By Shazeb Nayani | @shazebnayani
Amazon’s new video service, Amazon Video Direct (AVD), allows users to post videos and earn royalties for them, making them the biggest online retailer in direct competition with YouTube. There are a few options for creators as far as uploading content: “make it available to Prime video subscribers and receive a per-hour royalty fee, sell as an add-on subscription through the Streaming Partners Program, offer for digital rental or purchase, or make available to all Amazon customers for free with ads and receive a 55% share of the ad revenue.” This variety of options is ideal for creators who want to try out different forms of compensation for their content and see what works best for them.
Creators will also control where their videos are streamed. At the moment, this includes the U.S., Germany, Austria, the United Kingdom, and Japan. Creators will also be able to see metrics as to how their videos are performing. These metrics include tracking of the number of minutes a title was streamed, payment history, number of subscribers, and projected revenue. Creators can then make changes based on their metrics. One reason Amazon may be doing this is because interest in consuming TV shows online has dropped slightly in 2016, while amateur online-video viewership has remained flat. The only segment that's growing is original digital video.

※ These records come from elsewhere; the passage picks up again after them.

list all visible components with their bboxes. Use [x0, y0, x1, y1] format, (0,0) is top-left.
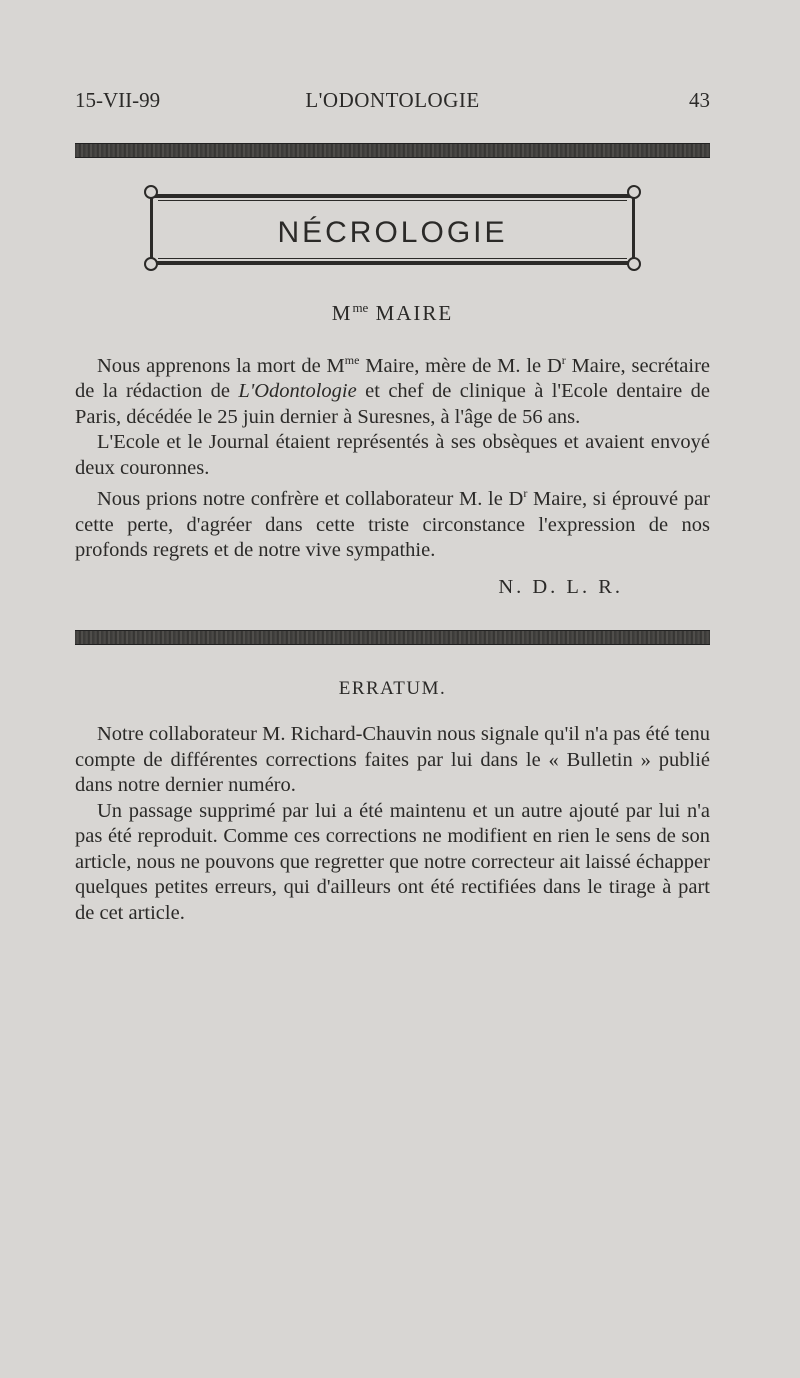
- frame-corner-ornament: [627, 257, 641, 271]
- editorial-signature: N. D. L. R.: [498, 576, 623, 598]
- erratum-body: [75, 722, 710, 926]
- erratum-paragraph: Un passage supprimé par lui a été maintenu et un autre ajouté par lui n'a pas été reproduit. Comme ces corrections ne modifient en rien le sens de son article, nous ne pouvons que regretter que notre correcteur ait laissé échapper quelques petites erreurs, qui d'ailleurs ont été rectifiées dans le tirage à part de cet article.: [75, 799, 710, 924]
- obituary-paragraph: Nous prions notre confrère et collaborateur M. le $D^r$ Maire, si éprouvé par cette perte, d'agréer dans cette triste circonstance l'expression de nos profonds regrets et de notre vive sympathie.: [75, 486, 711, 562]
- section-title-frame: [144, 184, 641, 272]
- obituary-paragraph: L'Ecole et le Journal étaient représentés à ses obsèques et avaient envoyé deux couronnes.: [75, 431, 710, 479]
- section-title: NÉCROLOGIE: [277, 216, 508, 249]
- frame-corner-ornament: [627, 185, 641, 199]
- frame-corner-ornament: [144, 185, 158, 199]
- top-ornamental-rule: [75, 143, 710, 158]
- journal-name-italic: L'Odontologie: [238, 380, 357, 403]
- frame-corner-ornament: [144, 257, 158, 271]
- erratum-heading: ERRATUM.: [338, 678, 447, 699]
- obituary-body: [75, 348, 710, 564]
- obituary-paragraph: Nous apprenons la mort de $M^{me}$ Maire, mère de M. le $D^r$ Maire, secrétaire de la rédaction de L'Odontologie et chef de clinique à l'Ecole dentaire de Paris, décédée le 25 juin dernier à Suresnes, à l'âge de 56 ans.: [75, 353, 710, 428]
- page-number: 43: [689, 88, 710, 112]
- journal-title: L'ODONTOLOGIE: [305, 88, 480, 112]
- issue-date: 15-VII-99: [75, 88, 161, 112]
- middle-ornamental-rule: [75, 630, 710, 645]
- obituary-heading: $M^{me}$ MAIRE: [331, 300, 454, 325]
- running-head: [75, 88, 710, 118]
- erratum-paragraph: Notre collaborateur M. Richard-Chauvin nous signale qu'il n'a pas été tenu compte de différentes corrections faites par lui dans le « Bulletin » publié dans notre dernier numéro.: [75, 723, 710, 796]
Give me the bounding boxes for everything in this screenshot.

The online platform will focus on attracting pro and semi-pro video creators, including digital media stars with a large following who will bring viewers to their platform. This new avenue is exciting for creators because it allows them to experiment in a new environment with the promise of a payout. An added bonus of Amazon is that creators can sell products other than the video itself on the same site. This gives digital media stars the upper hand, who are often pushing a product. The online retailer is off to a great start: Gaming-centric shop Machinima, fashion-centric outfit StyleHaul, Condo Nast and The Guardian have all signed as partners and will upload video content to the platform. These major content creators will likely drive legions of followers to Amazon Video Direct.
According to International Business Times:
“Sports-centric digital network Whistle Sports has been putting some of its content on the Amazon Shorts video section, and for Executive Vice-President Brian Selander, continuing to add more to Video Direct isn’t a bad idea. ‘Millennial fans want to be able to engage in unique sports content on all the devices and all the places they’re spending their time,’ he says. ‘Amazon is becoming a larger percentage of that time, and seems fully committed to expanding their slice of that time.’”
It looks like Amazon is on the way to becoming a leader in sports content.
Of course Amazon will benefit directly from Amazon Video Direct, which allows them to take advantage of new content to drive sales from their website. Small businesses can also “create marketing videos or clips that tell their story (or even just creative content) and then drive viewers back to their retail page.” This is a great business move on Amazon’s part, as small businesses can take advantage of AVD viewers and convert them into customers. Additionally, bringing viewers to AVD will no doubt make sales on the site skyrocket.
Amazon Video Direct seems to have a bright future ahead of itself as more content creators will surely partner with them, and more viewers join the service. This is a promising platform for both creators and viewers alike.